In Poland's first capacity auction last month, PSE awarded subsidies for 22,427 MW of mostly hard coal and lignite-fired capacity, including two hard coal-fired 900 MW units at Opole, a 910 MW hard coal-fired unit at Jaworzno and a lignite-fired 490 MW unit at Turow that are under construction.

A 1,075 MW hard coal-fired unit at Kozienice, commissioned a year ago, was also awarded a 15-year contract in the auction.

In July, Elektrownia Ostroleka signed a contract with GE Power and Alstom Power to build the unit on the site of the 647 MW Ostroleka B plant in northeastern Poland owned by Energa.

Ostroleka C would have a net efficiency of at least 45%. Energy ministry officials have said the unit is indispensable for power supply security and needed to synchronize the Polish power grid with those of the Baltic states.

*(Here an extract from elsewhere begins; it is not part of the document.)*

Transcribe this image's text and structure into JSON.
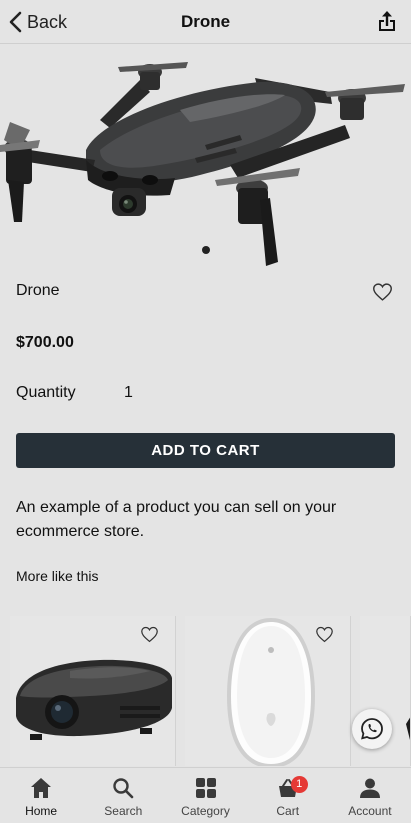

Earlier this month, environmental legal group ClientEarth, which is already taking legal action against Enea over Ostroleka C, said the project poses unjustifiable financial risks to Energa and Enea's shareholders.

ClientEarth said the tripling of carbon prices between May 2016 and November 2018 and declining renewable energy costs made the investment uneconomical.

ClientEarth said there was a risk that Ostroleka C would not be built in time to provide capacity in 2023, which would result in financial penalties.